We've been working on reducing the costs for our high volume email delivery service (http://elasticemail.com) which uses a lot of bandwidth and needs to scale. We found that by switching to OVH we could get much more bandwidth and much more hardware for a lot cheaper and they have great API's to automate a lot of the complexities you'd find in a complex infrastructure.
So kudos to OVH (http://ovh.ie) for saving us a lot of money.
I know Rackspace cloud files for their CDN (which is included in the price) use Akamai. Akamai don't seem to have any pricing around on the web, but they do seem to be expensive after some googling.
I'd try these things.
Tell Rackspace your plans and ask if they can work out some kind of a bulk deal.
Contact Akamai and tell them about your plans and see what they offer.

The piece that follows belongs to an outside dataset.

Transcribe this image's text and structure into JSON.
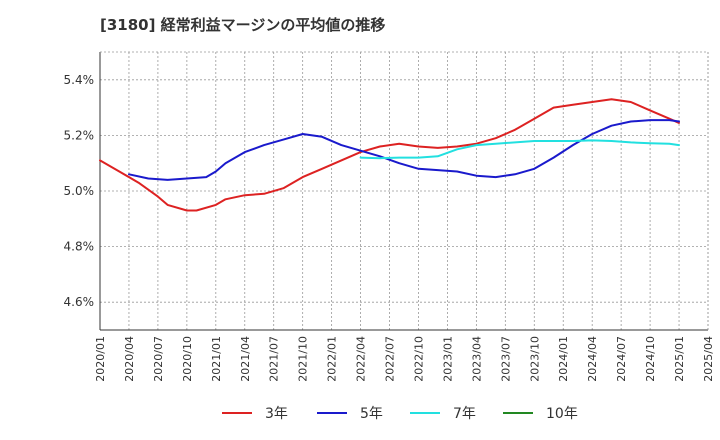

Google "cheapest content delivery network" and see what comes up.
I think a CDN is what you want, that'd give you the capacity that you need. I don't think it'd be possible to do that much from a simple VPS or cloud provider without a CDN behind it.
Basically, if you're serving a lot of static content, and you're doing it from cloud servers (vps's) it's gonna clog up your pipes at some point, even if you have a few servers, it'll eventually reach capacity, but with a CDN, all the content is pushed out to the nodes, so it basically goes on and on :)
From my experience, Akamai CDN is awesome. I've used it quite a bit (through RS cloud files) and in like 2 years only hit 2 issues, one was the end user's fault for using some far away dns servers, and the other was fixed in about 1.5 days, where a user was in Italy or somewhere and their content was coming out of some other country.
Akamai uses the geo IP database lookup of the DNS server that requests the url to give you the IP of a host nearby. This works great for most people as they'll use their ISPs DNS servers for doing lookup.
On the plus side, most users get ping times much smaller than if they downloaded it from America, for example in Gold Coast, my ping time to akamai is about 20-50 msecs, to USA it's 250-400 msecs.
Update: After doing some googling myself, this looked promising: http://24ways.org/2008/using-google-app-engine-as-your-own-cdn - they're saying to use google app engine as a CDN. On the plus side, last time I checked you could do that for free, but on the downside, I wouldn't base a business by planning that that would stay free; going by google's history of releasing free things, then later charging for them or dropping them.